The Klamath Drought Response Agency was awarded a $15 million grant by the USDA to reduce demand for irrigation water in Klamath River basin of southern Oregon and Northern California. The money “will assist in allowing the limited amount of water to be used for practices that are vital to region’s food supply and reduce adverse impacts to producers in the region and supply and distribution chains,” said the USDA on Monday.
Federal officials shut off irrigation to hundreds of farmers in the basin because of long-running drought and to preserve endangered suckerfish. More recently, at least 117 wells that supply homes in the area have run dry, said the Statesman-Journal newspaper in Salem, Oregon.
“We recognize that current USDA programs and services are not enough to meet this historic challenge and this pilot will help us to find more tools to add to our toolbox,” said Gloria Montano Greene, deputy agriculture undersecretary.

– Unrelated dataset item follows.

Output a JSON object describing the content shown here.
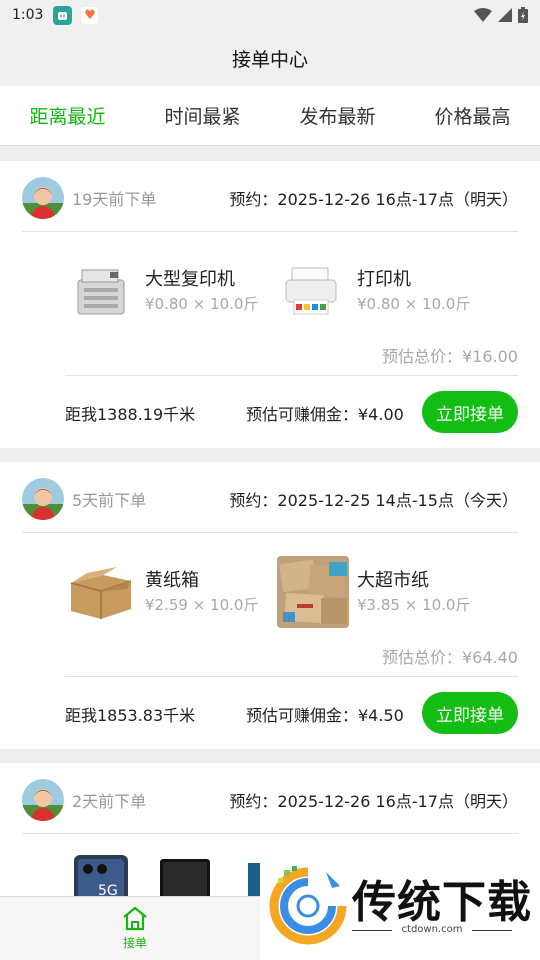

In May, the USDA said up to $10 million was available to producers through a disaster program that covers losses incurred in 2018 or 2019 and the Interior Department said it would give $15 million to the Klamath Drought Response Agency.
Oregon Gov. Kate Brown and Agriculture Secretary Tom Vilsack to visit a drought-hit farm near Salem, the state capital, in northwestern Oregon and attend a briefing on wildfire response on Tuesday.